• Le sac de poletz

    poletzLe jeudi, à part patauger dans le ruisseau ou jouer aux aventuriers dans la grotte, les poletz avaient leur part. Après une année, j'en avais cent vingt à cent trente. Mes camarades qui les avaient perdues s'arrangeaient pour s'en procurer, en volant père ou mère, ou en pillant un poulailler pour aller ensuite vendre les oeufs et avec l'argent racheter des poletz.

    Celui qui perdait et qui n'avait plus de billes recevait un gage, un devoir. Le premier décidait pour le dernier. Je me souviens du coup où j'avais donné à Paletot le gage suivant. Il avait plu durant deux ou trois jours. Au bord de la Glâne, les flaques ressemblaient plus à des lacs, avec leurs vingt mètres sur trente et au milieu une profondeur de cinquante centimètres de flotte. Mon ami Paletot a dû traverser. Il est arrivé en retard à l'école, mouillé jusqu'aux cuisses :

    • Qu'est-ce que tu as fait, pourquoi tu es tout mouillé ? dit le maître.
    • C'est à cause de Francis, il m'a fait traverser l'étang de la Glâne.
    • Pourquoi il t'a demandé cela ?
    • C'est à cause des poletz, j'ai perdu aux poletz.
    • Vous êtes des crapauds.

    C'était le cas de dire. Je crois qu'il nous comprenait.

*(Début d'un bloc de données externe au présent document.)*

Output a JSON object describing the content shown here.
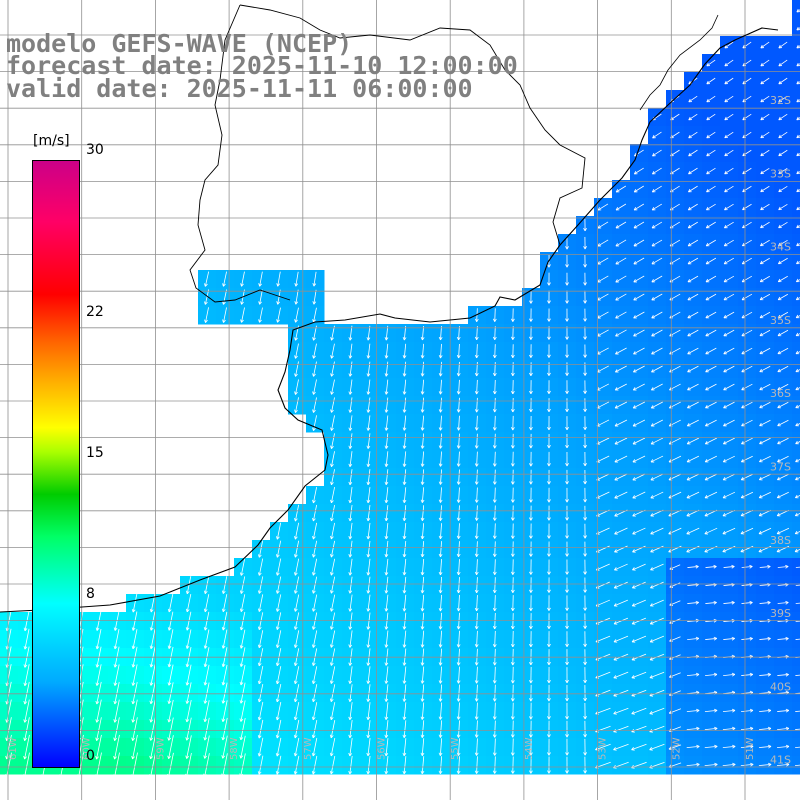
{
  "title": {
    "line1": "modelo GEFS-WAVE (NCEP)",
    "line2": "forecast date: 2025-11-10 12:00:00",
    "line3": "valid date: 2025-11-11 06:00:00"
  },
  "colorbar": {
    "unit": "[m/s]",
    "ticks": [
      "30",
      "22",
      "15",
      "8",
      "0"
    ],
    "tick_values": [
      30,
      22,
      15,
      8,
      0
    ],
    "range": [
      0,
      30
    ]
  },
  "lat_labels": [
    "32S",
    "33S",
    "34S",
    "35S",
    "36S",
    "37S",
    "38S",
    "39S",
    "40S",
    "41S"
  ],
  "lon_labels": [
    "61W",
    "60W",
    "59W",
    "58W",
    "57W",
    "56W",
    "55W",
    "54W",
    "53W",
    "52W",
    "51W"
  ],
  "colors": {
    "land": "#ffffff",
    "coast": "#000000",
    "grid": "#909090",
    "arrow": "#ffffff"
  }
}
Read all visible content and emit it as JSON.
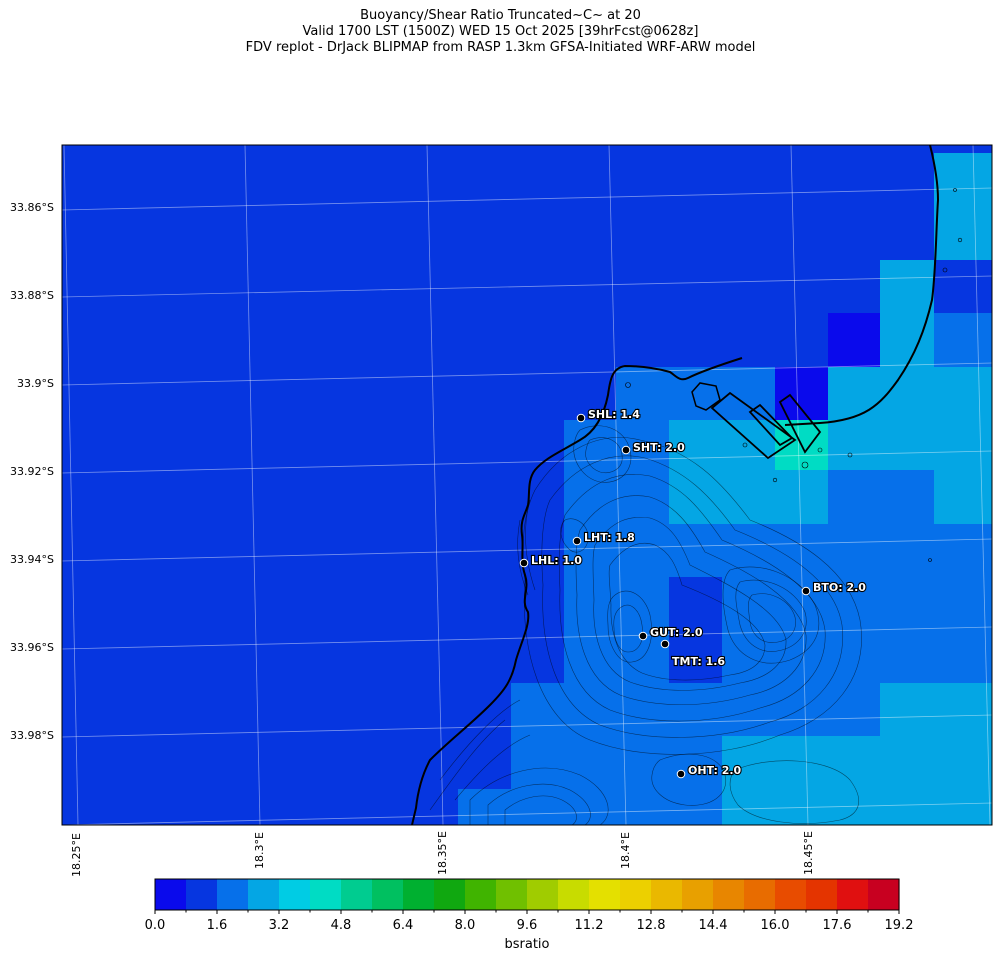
{
  "title": {
    "line1": "Buoyancy/Shear Ratio Truncated~C~    at 20",
    "line2": "Valid 1700 LST (1500Z) WED 15 Oct 2025 [39hrFcst@0628z]",
    "line3": "FDV replot - DrJack BLIPMAP from RASP 1.3km GFSA-Initiated WRF-ARW model"
  },
  "lat_labels": [
    "33.86°S",
    "33.88°S",
    "33.9°S",
    "33.92°S",
    "33.94°S",
    "33.96°S",
    "33.98°S"
  ],
  "lon_labels": [
    "18.25°E",
    "18.3°E",
    "18.35°E",
    "18.4°E",
    "18.45°E"
  ],
  "stations": [
    {
      "label": "SHL: 1.4"
    },
    {
      "label": "SHT: 2.0"
    },
    {
      "label": "LHT: 1.8"
    },
    {
      "label": "LHL: 1.0"
    },
    {
      "label": "BTO: 2.0"
    },
    {
      "label": "GUT: 2.0"
    },
    {
      "label": "TMT: 1.6"
    },
    {
      "label": "OHT: 2.0"
    }
  ],
  "colorbar": {
    "label": "bsratio",
    "ticks": [
      "0.0",
      "1.6",
      "3.2",
      "4.8",
      "6.4",
      "8.0",
      "9.6",
      "11.2",
      "12.8",
      "14.4",
      "16.0",
      "17.6",
      "19.2"
    ],
    "colors": [
      "#0a0aec",
      "#0636e0",
      "#0670ea",
      "#04a6e4",
      "#00cce4",
      "#00dcc4",
      "#00cc90",
      "#00c060",
      "#00b030",
      "#10a810",
      "#40b400",
      "#70c000",
      "#a0cc00",
      "#c8dc00",
      "#e4e000",
      "#ecd000",
      "#eab800",
      "#e8a000",
      "#e88600",
      "#e86c00",
      "#e84c00",
      "#e43400",
      "#e01010",
      "#c80020"
    ]
  },
  "field_colors": {
    "deep_blue": "#0636e0",
    "mid_blue": "#0670ea",
    "light_blue": "#04a6e4",
    "pure_blue": "#0a0aec",
    "teal": "#00dcc4"
  }
}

    Nous avons continué à jouer quelques mois. J'ai pratiqué les poletz de onze à treize ans. Et puis une nouvelle étape de mon éducation approchant, j'ai compté mon trésor : j'en avais trois cent soixante. Je les ai mises toutes dans un sac en jute trouvé par la baraque. Je n'allais quand même pas les distribuer aux copains. Je m'étais "crevé le cul" à les gagner. Il fallait les camoufler.

    Dans le verger de mon oncle Henri, il y avait une vingtaine d'arbres fruitiers. J'ai choisi un prunier un peu à l'écart. Deux pas par ici, deux pas par là, j'avais même dessiné une carte avec la position exacte du trésor. Avec pelle et pioche, j'ai creusé un trou assez profond, cinquante à soixante centimètres, et j'ai déposé mes billes au fond du trou. Puis, après avoir recouvert mon bien de terre, j'ai soigneusement remis les mottes et arrangé l'herbe. Ni vu, ni connu.

    Mais deux ans plus tard, pauvre de moi, je n'ai jamais réussi à les retrouver, l'arbre avait disparu. Les poletz sont retournées à leur état originel, elles sont redevenues terre.

    Avec mon frère et mon ami Paletot, nous en avons reparlé parfois :

    • Tu es un salaud Francis, tu aurais mieux fait de nous les donner.
    • Tu vois Francis, tu as été puni, maintenant tu n'as plus rien.